Protecting store employees from violent shoplifters

Posted by Ryan Bauss on July 26, 2021


Research into retail violence, specifically associated with shoplifting, has sent ripples throughout the retail loss prevention / asset protection landscape, beyond the traditional methods of external theft prevention. This paper identifies five benchmarking and research exemplars to illustrate how the findings from shoplifting and violence research will influence retail programs, practices, and policies. The shoplifting studies revealed considerable alignment across the industry, yet a very provocative paradox emerged. Retailers unanimously agree that employee safety is a priority while shoplifting violence continues to soar. These findings are at considerable odds with one another. Retail executives have choices to make regarding how their priorities, and values as an organization, translate into outcomes that align with their messaging. We will explore potential solutions that allow for shoplifting mitigation and employee safety to coexist.

The first exemplar documents how shoplifting violence over the last five years has continued to increase. Additionally, how Organized Retail Crime (ORC) suspects are exhibiting higher levels of aggression during the commission of their crimes. The second describes how the transition of crimes from exterior locations, such as parking lots, to interior retail locations has resulted in more aggressive consumers, which has been increasing over the last two years, leading to record death rates. The third exemplar, which illustrates how some of the biggest retailers in the US, representing 40% of all retail (based on sales), are experiencing shoplifting violence associated with their respective shoplifting policies. The fourth exemplar documents and personalizes shoplifting violence via headlines in the news media. The final exemplar describes retail commitments to safety, why and how it is applied.  In conclusion, these exemplars of retail research offer a compelling argument for open and honest discussion around the current shoplifting practices and policies that better support retail’s commitment to workplace safety and well-being.

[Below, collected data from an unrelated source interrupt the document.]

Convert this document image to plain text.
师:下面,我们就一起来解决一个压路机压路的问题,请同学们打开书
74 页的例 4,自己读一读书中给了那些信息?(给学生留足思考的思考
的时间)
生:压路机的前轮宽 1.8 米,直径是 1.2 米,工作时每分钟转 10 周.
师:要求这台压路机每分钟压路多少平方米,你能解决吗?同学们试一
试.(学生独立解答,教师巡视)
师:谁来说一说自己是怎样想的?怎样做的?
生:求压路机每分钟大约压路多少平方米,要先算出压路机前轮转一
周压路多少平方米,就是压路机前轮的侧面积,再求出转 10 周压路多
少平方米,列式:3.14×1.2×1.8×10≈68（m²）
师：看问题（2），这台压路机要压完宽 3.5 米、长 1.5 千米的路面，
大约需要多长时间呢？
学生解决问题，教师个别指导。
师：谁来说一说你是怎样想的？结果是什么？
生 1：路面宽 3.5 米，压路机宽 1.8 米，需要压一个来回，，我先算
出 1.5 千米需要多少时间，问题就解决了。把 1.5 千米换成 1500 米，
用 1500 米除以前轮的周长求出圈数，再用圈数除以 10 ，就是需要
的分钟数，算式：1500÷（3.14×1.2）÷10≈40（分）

The year 2020 was perhaps the most disruptive start to a decade in the history of retail. The disruption, a global pandemic affecting every corner of the globe, highlighted the prioritization and acceleration of employee well-being. Nothing was more important than the safety of the 15 million employees across the US retail industry – a mantra all retail leaders could agree on. Retailers joined together, shared best practices, and collaborated for the greater good of the industry. The reason – Covid-19 was everywhere. It was a well-documented threat to the retail brick & mortar existence. Something had to be done. A return-to-work strategy was necessary for commerce to re-start and ultimately survive. Employees needed not only to be safe, but to also feel safe.

This was not always the case, however. There was a time when productivity overshadowed safety, and obligation to the firm trumped everything else. It was our tarnished history that laid the groundwork for today’s Department of Labor regulations and the evolution of Safety First!

In the 1920s, President Herbert Hoover had a vision for protecting Colorado River farming communities and supplying enough energy to power a growing populous across the Southwest. His plan would require continuous construction and over 21,000 workers. This five-year construction project would famously be known as the Hoover Dam. A job so big, it was all but impossible.

Imagine, for a moment, being tasked with preparing a steep cliffside for the pouring of more than 3 million cubic yards of concrete, as a high scaler, during the construction of this modern wonder. Dangling from a rope 800 feet above the ground, armed with explosives and jackhammers. No safety harnesses or protective gear to protect your fall. One wrong move by you or a colleague meant certain injury or worse, death. As you check your surroundings and fellow high scalers, you are forced to do the math. Statistically, some will never make it back home. In fact, 96 never did. Sadly, each of them, committed to the cause, fell victim to the theorem of probability during that five-year span. The high scaler would be known as one of deadliest jobs in United States history.

Those were typical working conditions 100 years ago, before workplace safety regulation was recognized by employers. Today, that may seem a little barbaric. But is it?

The high scaler job still exists today, in a different form. These high scalers are not charged with building dams anymore. They have traded their coveralls for nametags and instead of jackhammers, they operate cash registers. These modern-day high scalers serve our retail community as store employees. Of course, retail store employees are not falling from the high, rocky cliffs of the Colorado River valley, but they are falling victim to shoplifting violence at an alarming rate.